5° Au chagrin des femmes et des filles qu’on abandonne pour aller voir dans la rue. Les curiosités publiques émoussent pour un temps l’attrait des plaisirs intimes.

CHAPITRE III
De la raison véritable et des prétextes de l’émeute.

La secrète raison de l’émeute étant ce besoin de distraction que Pascal dit être nécessaire à l’homme, les raisons avouées sont de peu d’importance. On les prend généralement dans la longue kyrielle des revendications. Les plus illusoires doivent être préférées.

Sous l’Empire, les émeutiers prirent pour prétexte un besoin spontané d’honorer la tombe du citoyen Baudin.

L’idée était inattendue : elle réussit, bien qu’elle ne fût pas assez gaie. Les bourgeois qui l’ont inventée sont maintenant ministres et conseillers d’Etat. Ils n’approuvent pas qu’on honore spontanément la tombe de Blanqui.

CHAPITRE IV
De l’époque où éclatent les émeutes.

Les émeutes éclatent quand les citadins s’ennuient, ce qui se produit sans faute au déclin de tous les gouvernements. Les gouvernements amusent d’abord par leur nouveauté. Ils ont à leur début, la force et la magnificence comme l’Empire, ou l’ingénuité comme la République. Ils divertissent ensuite par les Expositions universelles et des guerres heureuses. Mais quand ces moyens sont épuisés, il est impossible à l’Etat d’entretenir le public en belle humeur. La République seule eut, à cet effet, la ressource des ministres ridicules : M. Farre et ses « fours de campagne », M. Duclerc et ses « instrument nécessaire » procurèrent pendant quelques mois cet amusement que le bourgeois va chercher dans l'émeute, s’il ne le trouve plus ailleurs.

L’émeute éclate quand le Parisien s’ennuie ; mais ce n’est pas le Parisien qui la fait éclater.

CHAPITRE V
De ceux qui dont les émeutes.

Ceux qui font les émeutes sont :

1° Les bourgeois ambitieux qui veulent être présidents de la République, membres de comités électoraux, empereurs ou secrétaires de préfecture. Ces bourgeois ont grandement raison ; car on arrive difficilement à ces fonctions par la voie hiérarchique. On y arrive par la popularité, et l'émeute rend populaire.
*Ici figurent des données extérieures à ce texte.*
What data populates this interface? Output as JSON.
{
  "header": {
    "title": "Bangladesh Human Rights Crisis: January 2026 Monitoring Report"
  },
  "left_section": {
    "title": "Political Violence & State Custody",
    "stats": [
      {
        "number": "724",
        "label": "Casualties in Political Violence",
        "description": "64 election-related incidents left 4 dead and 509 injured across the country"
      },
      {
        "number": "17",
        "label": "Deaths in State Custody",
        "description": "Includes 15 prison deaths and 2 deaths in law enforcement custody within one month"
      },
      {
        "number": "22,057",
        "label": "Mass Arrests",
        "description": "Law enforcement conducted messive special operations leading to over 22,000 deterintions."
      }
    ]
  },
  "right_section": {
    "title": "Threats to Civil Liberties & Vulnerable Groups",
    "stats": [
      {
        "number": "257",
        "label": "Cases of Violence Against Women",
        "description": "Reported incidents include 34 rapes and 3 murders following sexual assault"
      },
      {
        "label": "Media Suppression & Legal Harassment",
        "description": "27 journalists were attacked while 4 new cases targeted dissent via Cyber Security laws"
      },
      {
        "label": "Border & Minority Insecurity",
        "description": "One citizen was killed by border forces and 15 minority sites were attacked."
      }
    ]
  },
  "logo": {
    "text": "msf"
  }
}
2° La jeunesse urbaine, qui aime le jeu et qui n’a nu lawn-tennis, ni crockett, l’été, au bord de la mer.

3° Les ouvriers doués d’imagination. Ceux-là sont rares.
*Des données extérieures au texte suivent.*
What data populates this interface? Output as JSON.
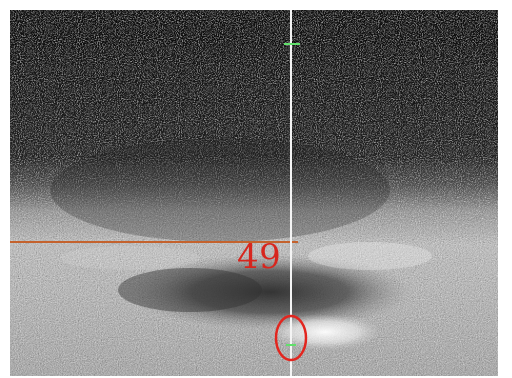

4° Les ouvriers imbéciles et doux qu’on mène.

Mais l'émeute, qui est une « représentation », ne peut avoir lieu que quand le bourgeois, contre qui on la fait, est résolu à l’aller voir.

CHAPITRE VI
Les obscurs commencements de l’émeute.

L’émeute a des commencements qui échappent aux observateurs grossiers et par conséquent à la plupart des hommes politiques. Mais elle commence toujours par une niaiserie ou un enfantillage.
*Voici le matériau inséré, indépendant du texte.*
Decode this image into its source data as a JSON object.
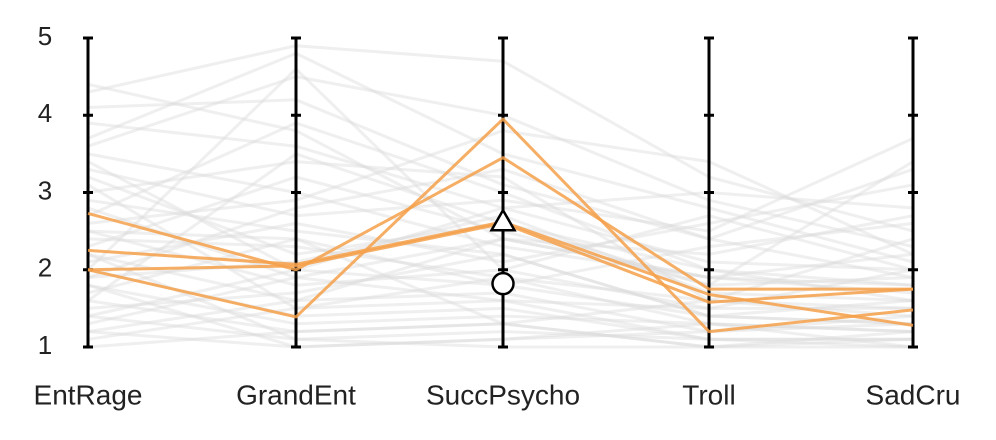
{
  "chart_data": {
    "type": "parallel_coordinates",
    "axes": [
      "EntRage",
      "GrandEnt",
      "SuccPsycho",
      "Troll",
      "SadCru"
    ],
    "y_ticks": [
      "1",
      "2",
      "3",
      "4",
      "5"
    ],
    "ylim": [
      1,
      5
    ],
    "background_color": "#dcdcdc",
    "highlight_color": "#f5a04a",
    "background_series": [
      [
        4.3,
        4.9,
        4.7,
        3.2,
        2.5
      ],
      [
        4.1,
        4.2,
        3.1,
        2.4,
        3.3
      ],
      [
        3.9,
        3.6,
        2.8,
        2.1,
        2.0
      ],
      [
        3.7,
        4.8,
        3.5,
        2.8,
        2.1
      ],
      [
        3.5,
        3.0,
        2.3,
        1.9,
        1.8
      ],
      [
        3.3,
        2.7,
        2.9,
        2.5,
        3.7
      ],
      [
        3.2,
        2.2,
        2.6,
        2.0,
        1.6
      ],
      [
        3.0,
        3.4,
        3.2,
        1.6,
        2.4
      ],
      [
        2.9,
        2.5,
        2.2,
        1.4,
        1.3
      ],
      [
        2.8,
        1.9,
        2.4,
        2.2,
        2.7
      ],
      [
        2.6,
        2.9,
        3.8,
        3.4,
        2.2
      ],
      [
        2.5,
        1.8,
        2.0,
        1.5,
        1.5
      ],
      [
        2.4,
        2.3,
        1.9,
        1.3,
        1.2
      ],
      [
        2.3,
        3.2,
        2.5,
        1.8,
        1.9
      ],
      [
        2.2,
        1.6,
        1.7,
        1.2,
        1.4
      ],
      [
        2.1,
        2.6,
        2.1,
        2.6,
        3.1
      ],
      [
        2.0,
        1.4,
        1.5,
        1.1,
        1.1
      ],
      [
        1.9,
        2.1,
        2.7,
        1.7,
        1.6
      ],
      [
        1.8,
        1.3,
        1.4,
        1.3,
        1.2
      ],
      [
        1.7,
        2.4,
        1.8,
        2.3,
        2.6
      ],
      [
        1.6,
        1.2,
        1.3,
        1.0,
        1.0
      ],
      [
        1.5,
        1.7,
        2.2,
        1.4,
        1.3
      ],
      [
        1.4,
        1.1,
        1.2,
        1.1,
        1.1
      ],
      [
        1.3,
        1.9,
        1.6,
        1.5,
        2.0
      ],
      [
        1.2,
        1.0,
        1.1,
        1.2,
        1.3
      ],
      [
        1.1,
        1.5,
        1.9,
        1.6,
        1.5
      ],
      [
        1.0,
        1.2,
        1.3,
        1.0,
        1.1
      ],
      [
        4.4,
        3.8,
        2.4,
        1.9,
        1.7
      ],
      [
        3.6,
        4.5,
        4.0,
        2.9,
        2.3
      ],
      [
        2.7,
        3.9,
        3.0,
        2.0,
        1.8
      ],
      [
        1.9,
        2.8,
        3.3,
        2.4,
        1.9
      ],
      [
        1.4,
        2.0,
        2.8,
        3.0,
        2.8
      ],
      [
        3.1,
        1.5,
        1.6,
        1.1,
        1.0
      ],
      [
        2.2,
        1.1,
        1.0,
        1.0,
        1.2
      ],
      [
        1.6,
        3.5,
        2.6,
        1.8,
        3.4
      ],
      [
        2.5,
        2.4,
        1.3,
        1.6,
        1.4
      ],
      [
        1.2,
        1.6,
        2.4,
        1.9,
        2.2
      ],
      [
        3.4,
        2.0,
        1.8,
        1.4,
        1.6
      ],
      [
        1.8,
        1.0,
        1.1,
        1.3,
        1.0
      ],
      [
        2.0,
        4.6,
        2.0,
        2.7,
        2.0
      ]
    ],
    "highlight_series": [
      [
        2.73,
        2.0,
        3.45,
        1.75,
        1.75
      ],
      [
        2.25,
        2.07,
        2.62,
        1.68,
        1.28
      ],
      [
        2.0,
        2.05,
        2.6,
        1.58,
        1.75
      ],
      [
        2.0,
        1.39,
        3.95,
        1.2,
        1.48
      ]
    ],
    "markers": [
      {
        "axis": "SuccPsycho",
        "value": 2.6,
        "shape": "triangle"
      },
      {
        "axis": "SuccPsycho",
        "value": 1.82,
        "shape": "circle"
      }
    ]
  }
}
En 1868, sous l’Empire, l’émeute commença sur la place du Château-d’Eau. C’était l’hiver. Des patineurs voulaient patiner dans les bassins ; les sergents de ville s’y opposèrent, et cela fit une émeute.

CHAPITRE VII
De ce qui se fait dans l'émeute

Dans les émeutes on ne fait que des sottises, mais bien différentes selon les temps et les lieux. Les Anglais s’y soûlent. Les Français, au dix-huitième siècle, y chantaient des chansons et fessaient des filles ; c’était encore de la galanterie.

En 1848, on plantait des arbres qu’on faisait bénir par les curés. Sous l’Empire, on huait le commissaire de police, et, pour déplaire à l’Empereur, on renversait les tables des cafés. C’était MM. Floquet et Ferry qui inspirait alors les émeutiers.

La jeunesse est confiante : elle donne à ses émeutes la forme du monôme. Mais le monôme est condamné par les principes les plus élémentaires de la stratégie.

CHAPITRE VIII
Où l’on voit que l’émeute n’échappe pas à l’imperfection commune à toutes les oeuvres humaines.

L'émeute n’échappe pas à l’imperfection commune à toutes les oeuvre humaines. Si elle est la distraction des citoyens qui n’en ont pas d’autre, si elle est le grand spectacle civique, elle a aussi ses tristesses et ses inclémences. On y attrape des rhumes, des pneumonies et des coups de sabre. Les agents de police y reçoivent de mauvais coup et rédigent des rapports ; les deux choses sont cruelles pour ces hommes doux et illettrés.

Mais ces inconvénients n’affectent pas le plus grand nombre et ne sont que des ombre légères dans cet amusement public.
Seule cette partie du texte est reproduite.